Art Rosenbaum’s interest in Mary Lomax and her sister Bonnie Loggins sprang not from music, but through a shared connection to the visual arts. In the early 2000s, Cleveland, Georgia folk art dealer Barbara C. Brogdon introduced Rosenbaum to the self-taught artist Bonnie Loggins. Rosenbaum was immediately captivated; not only by Bonnie’s visual artistry, but also intrigued by the traditional folk songs Bonnie had inherited from her father.

Bonnie dispensed these tunes and ballads, as well as her own inventive songs and poems, often and with great pleasure. It was during a visit with Bonnie in 2006 that Rosenbaum met the painter and muralist’s sister, Mary, who had taken on the responsibility of documenting her father’s folk songs and ballads.

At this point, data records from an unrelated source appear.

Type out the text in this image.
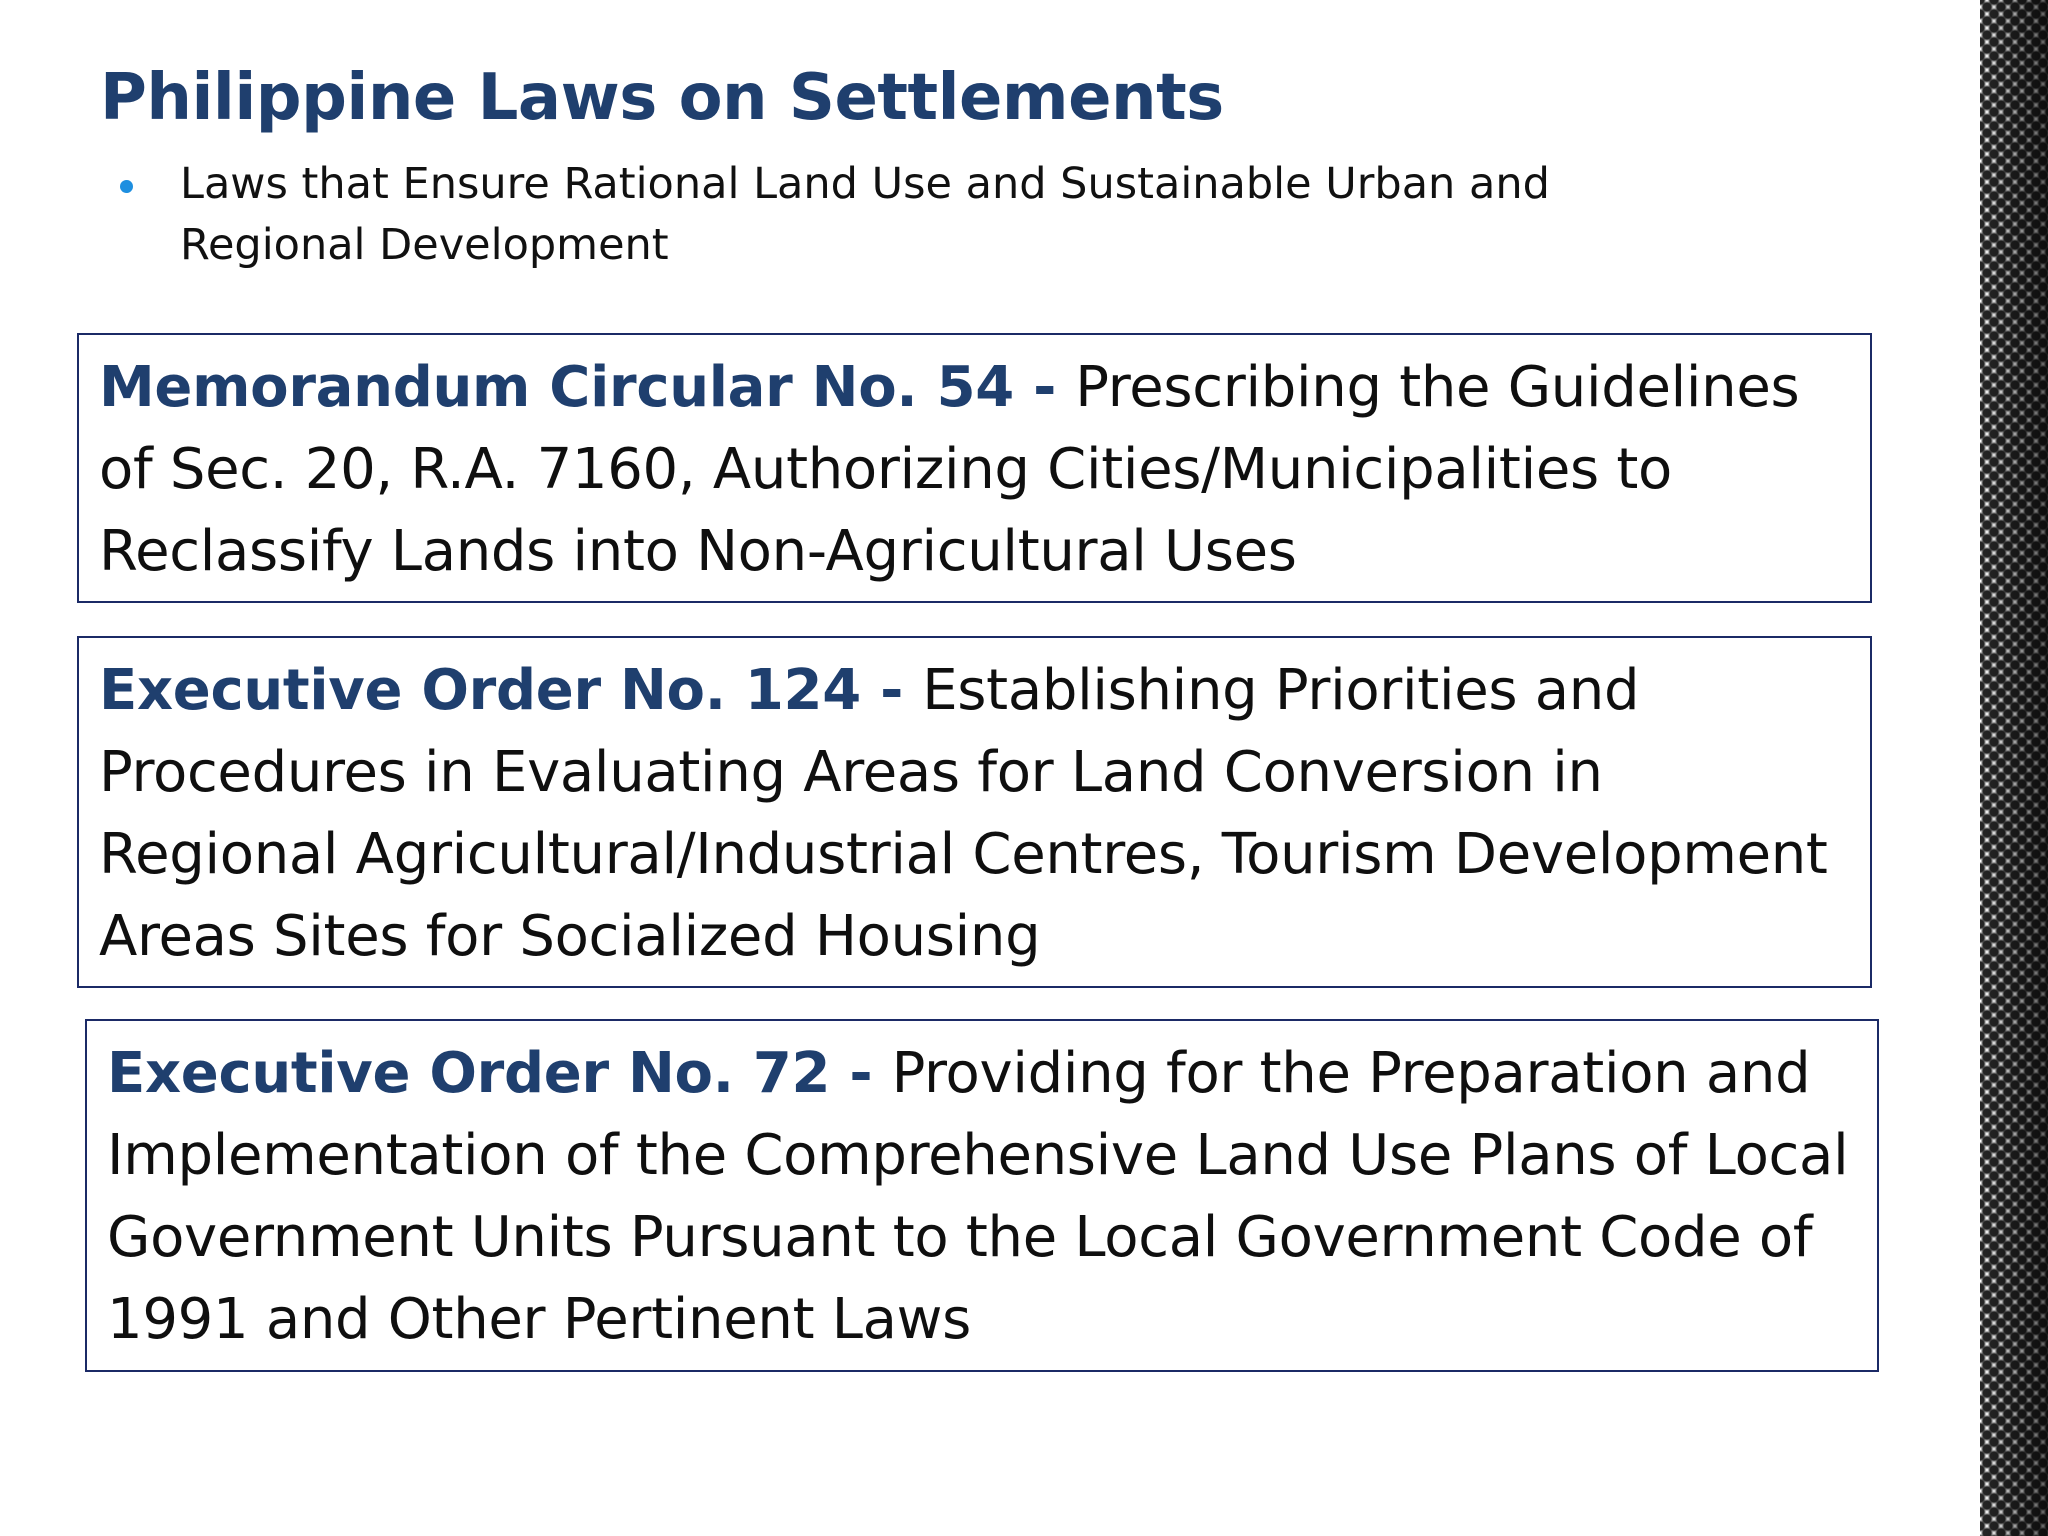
Philippine Laws on Settlements
Laws that Ensure Rational Land Use and Sustainable Urban and Regional Development
Memorandum Circular No. 54 - Prescribing the Guidelines of Sec. 20, R.A. 7160, Authorizing Cities/Municipalities to Reclassify Lands into Non-Agricultural Uses
Executive Order No. 124 - Establishing Priorities and Procedures in Evaluating Areas for Land Conversion in Regional Agricultural/Industrial Centres, Tourism Development Areas Sites for Socialized Housing
Executive Order No. 72 - Providing for the Preparation and Implementation of the Comprehensive Land Use Plans of Local Government Units Pursuant to the Local Government Code of 1991 and Other Pertinent Laws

Unlike Bonnie, whose illiteracy restricted her repertoire to childhood memory, Mary referred to typewritten texts to perform her father’s ballads. The sister’s interest in their father’s songs and tunes has resulted in one of the most comprehensive collections of music from the Southern Appalachians, which Art Rosenbaum has chronicled with care.

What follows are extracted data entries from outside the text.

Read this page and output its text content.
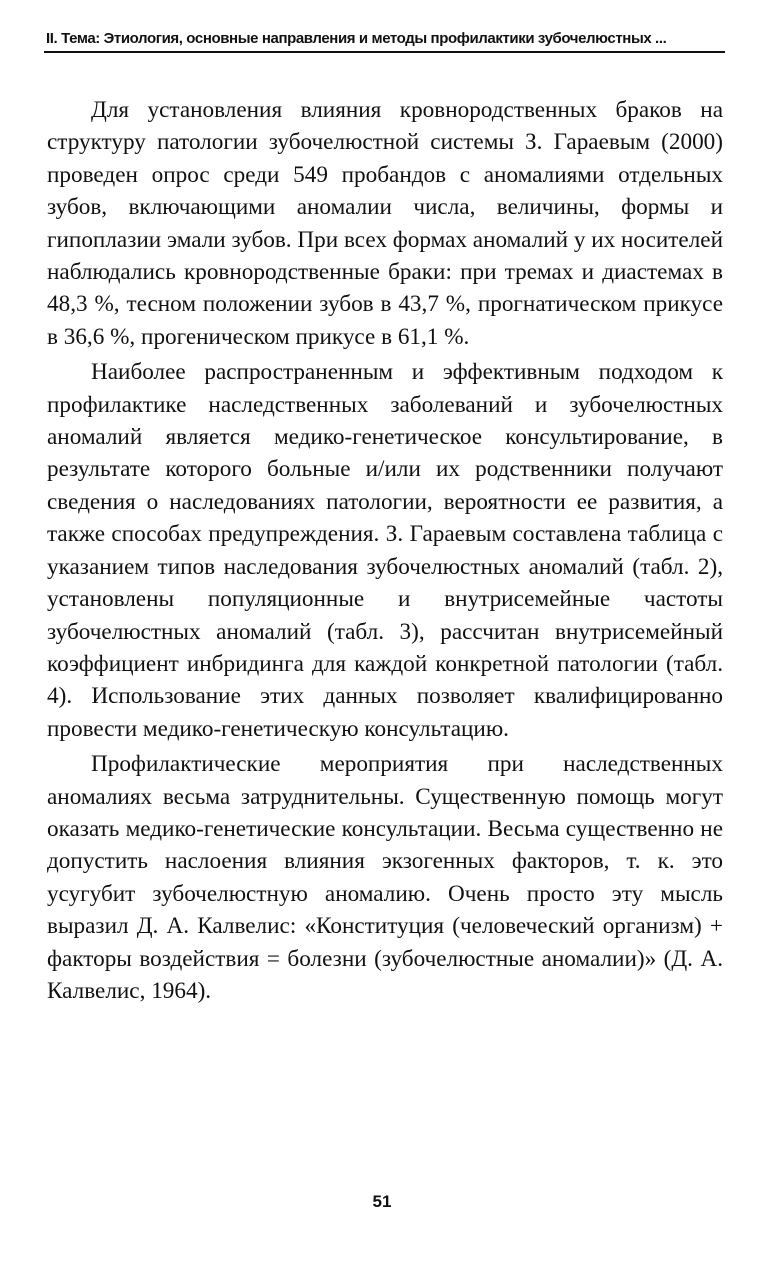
II. Тема: Этиология, основные направления и методы профилактики зубочелюстных ...

Для установления влияния кровнородственных браков на структуру патологии зубочелюстной системы З. Гараевым (2000) проведен опрос среди 549 пробандов с аномалиями отдельных зубов, включающими аномалии числа, величины, формы и гипоплазии эмали зубов. При всех формах аномалий у их носителей наблюдались кровнородственные браки: при тремах и диастемах в 48,3 %, тесном положении зубов в 43,7 %, прогнатическом прикусе в 36,6 %, прогеническом прикусе в 61,1 %.

Наиболее распространенным и эффективным подходом к профилактике наследственных заболеваний и зубочелюстных аномалий является медико-генетическое консультирование, в результате которого больные и/или их родственники получают сведения о наследованиях патологии, вероятности ее развития, а также способах предупреждения. З. Гараевым составлена таблица с указанием типов наследования зубочелюстных аномалий (табл. 2), установлены популяционные и внутрисемейные частоты зубочелюстных аномалий (табл. 3), рассчитан внутрисемейный коэффициент инбридинга для каждой конкретной патологии (табл. 4). Использование этих данных позволяет квалифицированно провести медико-генетическую консультацию.

Профилактические мероприятия при наследственных аномалиях весьма затруднительны. Существенную помощь могут оказать медико-генетические консультации. Весьма существенно не допустить наслоения влияния экзогенных факторов, т. к. это усугубит зубочелюстную аномалию. Очень просто эту мысль выразил Д. А. Калвелис: «Конституция (человеческий организм) + факторы воздействия = болезни (зубочелюстные аномалии)» (Д. А. Калвелис, 1964).

51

The Drowsy Sleeper- Sung by Mary Lomax of Northern Georgia, 2007; taken from her father's song collection before 1968.

Wake up, wake up, you drowsy sleeper,
Wake up, wake up for it is almost day,
How ca n you bear sleep and slumber
When your true love is going away.

Oh don't you see those dark cloud rising,
They're rising in a billowy dome.
I think we'll have some fair weather,
When these dark clouds are overblown[1].

True love, true love, go ask your father,
If my bride you ever can be
If he says, No, come quick and tell me,
And I'll never more will trouble thee.

There is no use in asking father,
He's in his room a-taking a rest.
And in his hand is a loaded weapon,
To kill the one that I love best.

True love, true love, go ask your mother,
If my bride you ever can be;
If she says, No, come quick and tell me,
And I nevermore will trouble thee.

There is no use in asking mother,
She combing down her golden hair,
So you go away and court some other
And whisper softly in her ear.

I will not go and court another,
Because my love for you is true.
I never grieved or yet deceived you,[2]
And now my heart is broke for you.

I'm going away to the wild goose country[3]
I'll stay months or I'll stay for years
And all I'll eat will be of sorrow
And all I'll drink will be of tears.

1. this stanza is very rare, see Rawn 1914.

2. This line is rare and compares to the Scotch "I Will Put my Ship" lines which are a defense against accusations "to his dispraise" in a letter (instead of a dagger) held by the father.